This patent was the subject of long litigation between rival inventors, to the great benefit of the lawyers, and loss of the industrious and ingenious.

Within the last twelve months Messrs. Chadbourne, button-makers, of Great Charles Street, have adapted this Florentine button to nails for furniture and carriages.

The Patent Linen sewn-through Button is another recent invention, which has superseded the old wire button for under garments, than which it is cheaper, neater, and more durable. It is composed of linen and circles of zinc.

Horn Buttons, with shanks, which are extensively used for cloth boots and sporting jackets, are made from the hoofs of horned cattle, which are boiled, cut, punched, dyed, stamped when soft, and polished by brushes moved by steam power; the chief part of the work being done by women and children.

Pearl Buttons have become an important part of the Birmingham manufactures, partly on the decline of metal buttons. They are extensively used on coats and waistcoats, where gilt buttons were formerly employed.

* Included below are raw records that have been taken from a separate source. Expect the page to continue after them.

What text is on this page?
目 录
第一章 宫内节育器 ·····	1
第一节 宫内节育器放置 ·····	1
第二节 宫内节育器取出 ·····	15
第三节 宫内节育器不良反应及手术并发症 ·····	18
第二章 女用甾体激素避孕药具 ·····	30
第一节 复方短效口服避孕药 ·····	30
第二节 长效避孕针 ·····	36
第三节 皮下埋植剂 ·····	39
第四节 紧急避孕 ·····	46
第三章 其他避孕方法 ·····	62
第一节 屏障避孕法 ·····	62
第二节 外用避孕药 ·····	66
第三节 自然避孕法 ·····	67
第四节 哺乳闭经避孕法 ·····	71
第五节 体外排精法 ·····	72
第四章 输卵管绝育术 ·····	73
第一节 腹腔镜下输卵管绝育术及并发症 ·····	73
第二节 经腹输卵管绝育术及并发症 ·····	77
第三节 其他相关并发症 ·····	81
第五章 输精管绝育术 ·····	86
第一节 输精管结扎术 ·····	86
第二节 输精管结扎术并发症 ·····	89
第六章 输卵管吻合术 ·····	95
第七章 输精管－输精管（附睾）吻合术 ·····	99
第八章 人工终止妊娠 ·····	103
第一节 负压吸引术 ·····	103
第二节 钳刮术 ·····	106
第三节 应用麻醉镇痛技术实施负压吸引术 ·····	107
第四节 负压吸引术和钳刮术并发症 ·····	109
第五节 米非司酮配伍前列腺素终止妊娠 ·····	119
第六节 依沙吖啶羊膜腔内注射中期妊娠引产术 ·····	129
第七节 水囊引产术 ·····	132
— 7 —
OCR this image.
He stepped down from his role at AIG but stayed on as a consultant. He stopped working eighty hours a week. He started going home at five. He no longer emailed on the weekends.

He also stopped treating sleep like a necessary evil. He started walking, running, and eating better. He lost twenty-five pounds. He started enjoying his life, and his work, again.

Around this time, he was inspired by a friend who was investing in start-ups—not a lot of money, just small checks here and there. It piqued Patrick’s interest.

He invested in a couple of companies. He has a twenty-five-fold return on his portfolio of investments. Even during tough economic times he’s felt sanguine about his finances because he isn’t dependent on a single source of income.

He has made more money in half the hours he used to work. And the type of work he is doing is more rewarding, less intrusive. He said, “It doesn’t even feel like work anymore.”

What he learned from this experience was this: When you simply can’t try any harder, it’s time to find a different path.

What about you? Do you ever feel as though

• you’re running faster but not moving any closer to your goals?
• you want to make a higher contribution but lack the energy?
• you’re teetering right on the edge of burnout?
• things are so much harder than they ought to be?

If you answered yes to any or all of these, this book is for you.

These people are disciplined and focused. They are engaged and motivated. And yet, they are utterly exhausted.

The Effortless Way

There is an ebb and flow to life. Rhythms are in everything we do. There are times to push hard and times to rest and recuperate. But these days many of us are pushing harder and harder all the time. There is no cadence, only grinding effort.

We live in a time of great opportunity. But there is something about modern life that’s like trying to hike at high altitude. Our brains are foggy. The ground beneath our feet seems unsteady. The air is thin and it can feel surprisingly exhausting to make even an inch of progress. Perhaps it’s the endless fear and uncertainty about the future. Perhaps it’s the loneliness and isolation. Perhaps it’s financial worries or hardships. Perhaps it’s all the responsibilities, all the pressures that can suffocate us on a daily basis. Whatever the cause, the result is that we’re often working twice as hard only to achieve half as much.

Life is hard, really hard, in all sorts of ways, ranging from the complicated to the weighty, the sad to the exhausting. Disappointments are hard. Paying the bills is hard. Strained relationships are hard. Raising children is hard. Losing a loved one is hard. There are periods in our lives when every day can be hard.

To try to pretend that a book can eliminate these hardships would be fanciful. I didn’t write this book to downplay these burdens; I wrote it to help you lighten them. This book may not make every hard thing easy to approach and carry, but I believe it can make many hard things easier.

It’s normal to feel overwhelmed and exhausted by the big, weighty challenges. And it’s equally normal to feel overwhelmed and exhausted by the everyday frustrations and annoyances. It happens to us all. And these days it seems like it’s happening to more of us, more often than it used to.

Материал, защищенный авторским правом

The shell used in the manufacture of buttons, studs, card counters, etc., is the mother of pearl, the Concha margaritifera of naturalists. Five kinds of shell are employed:—First. The Buffalo Shell, so named because it arrived packed in buffalo skins; it comes chiefly from Panama, is the smallest and commonest, and sells to the trade at about £15 a ton.—Second. The Black Scotch, from the Sandwich Islands, whence it is sent to Valparaiso and to Sydney, New South Wales, worth from £15 to £30 a ton. The large outer rim is of a blackish, or rather greenish, tint, the centre only being white. The outer rim was formerly considered worthless, and large quantities were thrown away as rubbish. Change of fashion has brought the prismatic hues of the dark pearl into fashion for shooting-coats, waistcoats, and even studs. It used to be a standing story with a Bristol barber that a square in that city had been built on thousands of pounds worth of tobacco stalks, thrown away as useless, until it was discovered that that part of the plant was capable of making a most saleable snuff. And so in Birmingham; the Irvingite Church, on New Hall Hill, is said to be built on hundreds of tons of refuse shell, which would now be worth from £15 to £20 per ton. The third shell is the Bombay, or White Scotch, worth from £20 to £50 per ton. The fourth comes from Singapore, and is brought there to exchange for British manufactures by the native craft which frequent that free port. It is a first-rate article, white to the edge, worth from £80 to £90 per ton. The fifth is the Mother of Pearl Shell, from Manilla, of equal value and size, but with a slight yellow tinge round the edge.

Pearl buttons are cut out and shaped by men with the lathe, polished by women with a grinding-stone, and sorted and arranged on cards by girls.

Glass Buttons were formerly in use among canal boatmen, miners, and agricultural labourers, in certain districts. They are now chiefly made for the African market. The process of making them and studs is well worth seeing.

Beside the buttons already enumerated, they make in Birmingham the flat iron and brass buttons, for trowsers; steel buttons, for ladies’ dresses; wooden buttons, for overcoats; agate buttons, for which material is imported from Bohemia; and, in fact, every kind of button and stud, including papier maché.

The manufacture of brass shanks is a separate trade, and the writer of the letters already quoted, states the annual production at, or upwards of, three millions per working day. Of these, part are made by hand, but the greater number by a shank-making machine, wrought by steam power, and only requiring the attendance of one tool-maker.